A new report was released last week confirming that the majority of homeless youth in our country are survivors of the foster system. Children from families investigated through Canada's child-welfare system are almost 200 times more likely to end up homeless at some point in their lifetime compared to children with no involvement in the system.

Shocking. But we knew that already 10 years ago. We've heard about it repeatedly in the intervening years from former BC Children and Youth representative Mary Ellen Turpel Lafond, who penned report after report pointing out this tragic statistic. Yet here we are, still being shocked. Still doing nothing effective in response.

We also knew 10 years ago that discharging people from our provincial jails with no plan also fed into homelessness, not to mention led some of them to instantly commit another crime to get themselves out of their dire economic situation. We knew that discharging people with chronic mental illness from hospital without a solid plan did the same. As did relentlessly wearing down social supports to the point that people on the edge began to fall into the cracks.

So yeah, it's a bummer to still be talking about homelessness all these years later. But until we get serious about why we can't seem to get on top of it, it will remain a heartbreaking example of societal failure and wasted human potential.

Sunday, May 25, 2014

Who's right? Who's wrong? Who cares - just get a grip and negotiate like everybody else


    A looming strike/lockout in B.C. schools gets my attention more these days due to living with my son and his two school-age boys, who are bracing themselves for disappointment now that their final month of school is about to be disrupted by lockouts and rotating strikes.
     One of the boys is worried about losing out on his band trip to Tofino this week, which looks pretty likely. The younger one will probably have to give up a field trip to Victoria.

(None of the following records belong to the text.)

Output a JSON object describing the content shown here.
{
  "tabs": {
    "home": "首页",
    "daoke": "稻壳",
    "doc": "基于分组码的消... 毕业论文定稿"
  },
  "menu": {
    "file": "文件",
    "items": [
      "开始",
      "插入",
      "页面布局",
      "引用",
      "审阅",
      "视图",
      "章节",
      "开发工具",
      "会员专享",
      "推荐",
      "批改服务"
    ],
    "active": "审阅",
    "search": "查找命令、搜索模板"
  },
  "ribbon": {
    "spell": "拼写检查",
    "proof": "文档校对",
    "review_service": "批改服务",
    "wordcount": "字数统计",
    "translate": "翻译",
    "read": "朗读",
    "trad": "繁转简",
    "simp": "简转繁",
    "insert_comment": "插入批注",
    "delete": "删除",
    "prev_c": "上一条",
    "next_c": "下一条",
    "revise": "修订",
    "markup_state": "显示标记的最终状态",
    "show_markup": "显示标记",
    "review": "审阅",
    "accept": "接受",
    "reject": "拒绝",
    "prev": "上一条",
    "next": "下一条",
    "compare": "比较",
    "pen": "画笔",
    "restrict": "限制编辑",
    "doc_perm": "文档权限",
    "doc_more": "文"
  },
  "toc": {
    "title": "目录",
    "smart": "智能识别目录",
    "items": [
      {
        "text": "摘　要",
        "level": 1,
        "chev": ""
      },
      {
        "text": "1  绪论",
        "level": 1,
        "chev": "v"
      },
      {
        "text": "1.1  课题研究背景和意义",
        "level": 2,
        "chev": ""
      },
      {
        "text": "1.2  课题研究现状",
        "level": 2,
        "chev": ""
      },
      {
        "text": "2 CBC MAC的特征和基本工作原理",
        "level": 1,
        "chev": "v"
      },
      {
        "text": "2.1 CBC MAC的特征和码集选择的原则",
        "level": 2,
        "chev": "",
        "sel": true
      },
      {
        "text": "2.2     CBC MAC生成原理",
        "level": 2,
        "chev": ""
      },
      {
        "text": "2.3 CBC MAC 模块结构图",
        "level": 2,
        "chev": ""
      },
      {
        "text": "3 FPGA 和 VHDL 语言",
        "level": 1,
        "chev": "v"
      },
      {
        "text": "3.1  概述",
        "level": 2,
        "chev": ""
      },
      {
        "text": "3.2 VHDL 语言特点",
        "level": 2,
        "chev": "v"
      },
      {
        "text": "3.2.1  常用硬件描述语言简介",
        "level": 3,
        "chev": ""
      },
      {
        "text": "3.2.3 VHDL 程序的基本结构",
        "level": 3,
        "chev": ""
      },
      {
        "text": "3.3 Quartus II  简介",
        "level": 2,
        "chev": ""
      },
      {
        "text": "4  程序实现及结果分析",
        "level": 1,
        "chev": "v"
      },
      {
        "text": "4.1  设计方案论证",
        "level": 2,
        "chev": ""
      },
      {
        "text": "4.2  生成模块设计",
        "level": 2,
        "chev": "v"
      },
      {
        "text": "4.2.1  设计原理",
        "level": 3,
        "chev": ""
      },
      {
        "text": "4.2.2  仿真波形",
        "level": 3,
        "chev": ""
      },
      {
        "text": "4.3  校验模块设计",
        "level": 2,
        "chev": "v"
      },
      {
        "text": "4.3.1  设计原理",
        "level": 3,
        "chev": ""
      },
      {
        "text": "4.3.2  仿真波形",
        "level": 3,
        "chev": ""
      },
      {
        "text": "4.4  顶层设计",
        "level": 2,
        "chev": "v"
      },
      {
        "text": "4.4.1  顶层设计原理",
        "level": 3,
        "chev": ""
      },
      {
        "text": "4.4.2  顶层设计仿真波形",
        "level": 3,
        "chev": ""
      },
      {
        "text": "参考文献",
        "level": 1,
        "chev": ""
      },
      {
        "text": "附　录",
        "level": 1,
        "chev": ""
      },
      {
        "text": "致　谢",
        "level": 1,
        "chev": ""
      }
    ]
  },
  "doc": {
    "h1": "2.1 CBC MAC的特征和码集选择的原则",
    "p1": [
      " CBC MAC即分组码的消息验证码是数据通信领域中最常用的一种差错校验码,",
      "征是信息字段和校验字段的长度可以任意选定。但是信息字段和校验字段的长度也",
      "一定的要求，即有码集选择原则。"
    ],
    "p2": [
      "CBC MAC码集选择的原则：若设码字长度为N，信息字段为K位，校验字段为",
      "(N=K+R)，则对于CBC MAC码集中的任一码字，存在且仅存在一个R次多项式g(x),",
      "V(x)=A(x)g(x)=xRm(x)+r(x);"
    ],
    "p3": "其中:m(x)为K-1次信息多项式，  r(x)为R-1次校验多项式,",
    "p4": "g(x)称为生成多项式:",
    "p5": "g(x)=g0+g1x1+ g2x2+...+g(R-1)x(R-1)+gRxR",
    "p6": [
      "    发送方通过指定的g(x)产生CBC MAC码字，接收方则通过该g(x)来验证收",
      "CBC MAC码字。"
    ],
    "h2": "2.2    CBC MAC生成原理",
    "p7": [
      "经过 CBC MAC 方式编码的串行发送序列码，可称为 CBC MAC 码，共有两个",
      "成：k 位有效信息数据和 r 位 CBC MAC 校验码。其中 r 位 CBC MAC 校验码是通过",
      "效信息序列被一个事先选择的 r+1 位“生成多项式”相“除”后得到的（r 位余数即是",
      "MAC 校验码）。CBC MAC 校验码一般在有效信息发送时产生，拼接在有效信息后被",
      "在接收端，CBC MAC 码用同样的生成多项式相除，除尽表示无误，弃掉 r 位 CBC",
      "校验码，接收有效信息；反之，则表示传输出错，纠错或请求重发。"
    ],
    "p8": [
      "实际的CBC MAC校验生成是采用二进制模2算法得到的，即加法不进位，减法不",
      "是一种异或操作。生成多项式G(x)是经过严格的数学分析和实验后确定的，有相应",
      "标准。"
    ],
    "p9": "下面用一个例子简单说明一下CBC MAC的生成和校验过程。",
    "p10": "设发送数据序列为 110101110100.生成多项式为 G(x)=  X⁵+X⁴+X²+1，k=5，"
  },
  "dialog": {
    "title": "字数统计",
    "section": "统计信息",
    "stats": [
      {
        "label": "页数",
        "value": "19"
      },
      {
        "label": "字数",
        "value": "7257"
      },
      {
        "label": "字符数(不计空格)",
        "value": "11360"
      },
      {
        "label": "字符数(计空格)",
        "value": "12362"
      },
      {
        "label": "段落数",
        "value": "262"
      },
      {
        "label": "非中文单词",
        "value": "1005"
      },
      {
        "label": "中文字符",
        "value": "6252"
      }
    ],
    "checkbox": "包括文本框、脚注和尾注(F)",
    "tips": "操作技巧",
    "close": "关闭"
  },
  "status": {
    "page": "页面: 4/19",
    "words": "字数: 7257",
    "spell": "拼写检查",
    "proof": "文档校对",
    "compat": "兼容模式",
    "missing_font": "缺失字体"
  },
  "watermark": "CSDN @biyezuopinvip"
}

I'm sure there are kids like them all over B.C. who - far from cheering for more days off in the event of a work shutdown - are really worried about what this latest work action at their schools is going to mean to them.
    Way to go, government and teachers. Stick it to the kids just because you're completely incapable of settling a contract like grownups.
    As a CBC report rightly notes, the essence of the problem between teachers and their employers is that "this is a dysfunctional bargaining relationship." In 20 years, the B.C. Teachers' Federation and bargainers for the provincial government have successfully negotiated just two contracts. All the rest have ended up like this one.
    What's up with that? If there's one thing that ought to be obvious to both sides by this point, it's that contracts come due with surprising regularity. The rest of the world manages their employment contracts without getting into a work stoppage virtually every time. Why can't these guys?
    Read the media coverage and you'll soon see that there's much more than the usual contract issues running below the surface here. But really, big deal. This is not a question of who's right, it's one of why each side can't get past their own interests long enough to see how pointless and damaging all of this is.
    And as always, what a disastrous message to our young people: That our government can't be trusted; that the people in charge of educating our kids are ready to throw them under the bus any time a contract expires.
     Shame on everybody. Grow up, people. Find a new way, just like everybody else does when their relationship turns toxic. This public scene you're always making got tiresome quite some time ago.